各種とりくみ報告

交運研 第36回総会

 国土交通労組が加盟する交通運輸政策研究会(「交運研」)は、2026年5月30日、第36回総会を開催しました。

総会の概要

 総会には交運研に加盟する学者・研究者、加盟団体(航空連や自交総連など10団体)の代表者ら39人が出席し、交通運輸の情勢やこの間のとりくみを振り返り、2026年度の活動方針・財政方針を確認しました。

 

 総会では、各団体代表者よりとりくみ状況などの共有があり、国土交通労組からは、星野書記次長より、「交通空白地域の解消、トラック・物流Gメンの配置、貨物運送事業の更新制度の導入など業務が増えていることにくわえて、規制緩和を背景とした過当競争により、軽井沢スキーバス事故や知床遊覧船事故などの重大事故が発生しており、安全・安心のために求められるのは規制強化である。運送事業者の監査や災害対応などに対応していくための体制拡充は不可欠」や、「本国会において『予備自衛官等と公務員の兼業に関する特例法案』が提出され審議がすすめられているが、予備自衛官が本来業務より優先されるような特別立法は断じて認められない。
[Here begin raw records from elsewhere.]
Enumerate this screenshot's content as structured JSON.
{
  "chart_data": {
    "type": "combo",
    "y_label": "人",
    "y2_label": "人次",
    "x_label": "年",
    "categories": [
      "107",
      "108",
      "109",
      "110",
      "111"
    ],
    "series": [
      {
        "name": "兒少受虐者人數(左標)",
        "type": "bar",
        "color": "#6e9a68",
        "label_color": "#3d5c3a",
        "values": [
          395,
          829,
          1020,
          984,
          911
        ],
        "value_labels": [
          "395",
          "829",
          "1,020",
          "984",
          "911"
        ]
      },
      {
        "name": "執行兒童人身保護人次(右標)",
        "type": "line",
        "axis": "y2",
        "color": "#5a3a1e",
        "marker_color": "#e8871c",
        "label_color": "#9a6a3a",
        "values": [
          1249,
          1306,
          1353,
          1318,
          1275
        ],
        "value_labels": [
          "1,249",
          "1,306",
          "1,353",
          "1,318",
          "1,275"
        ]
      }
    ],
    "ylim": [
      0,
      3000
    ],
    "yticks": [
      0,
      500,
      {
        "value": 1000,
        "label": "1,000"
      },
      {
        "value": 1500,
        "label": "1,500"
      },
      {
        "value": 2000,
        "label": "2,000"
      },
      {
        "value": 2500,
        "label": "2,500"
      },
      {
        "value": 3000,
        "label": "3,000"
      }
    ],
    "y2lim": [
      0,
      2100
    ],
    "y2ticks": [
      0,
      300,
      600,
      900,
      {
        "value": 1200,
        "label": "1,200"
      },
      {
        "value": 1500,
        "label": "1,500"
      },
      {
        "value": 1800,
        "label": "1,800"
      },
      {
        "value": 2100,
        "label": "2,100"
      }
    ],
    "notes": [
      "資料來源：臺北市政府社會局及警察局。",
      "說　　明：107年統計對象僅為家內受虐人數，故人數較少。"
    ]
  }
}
本件は「徴兵制への第一歩」であり、安保三文書の策定や憲法改正などが含まれる「戦争できる国」づくりの一環であると感じているが、「ふたたび戦争の奉仕者にならない」ためにも、このような流れは阻止していかないといけない」といった私たちをめぐる情勢をふまえて発言しました。

講演「交運研の設立と活動、そして今後の展望」

 26年度活動方針・財政方針を確認した後には、永年にわたり、交運研の活動を支えてこられ、25年度を最後に交運研から引退される、安部 誠治 関西大学名誉教授より「交運研の設立と活動、そして今後の展望」と題して、交運研の設立からこの間のとりくみを振り返り、今後、交運研に求められる視点などについて講演いただきました。

まとめ

 交運研の理念は、安全・安心・安定した生活交通、物流ネットワークの構築です。この間、交運研では、より良い交通・物流をめざすための政策提言の策定などを行っており、それらが国の交通政策に反映されるなど、先見性のあるものとなっています。私たち国土交通労組も引き続き交運研に結集し、より良い国民生活の実現をめざしていきます。

交通運輸政策研究会(「交運研」)とは?

 大学の先生など学者・研究者と交通関係労働組合などで構成し、わが国の交通運輸の現状と問題点、交通運輸労働者の現状と問題点等の分析を行い、労働者・国民の立場に立った交通運輸のあり方・政策等の調査・研究を行い、政策提言や要求構築などを行うことを目的とした組織です。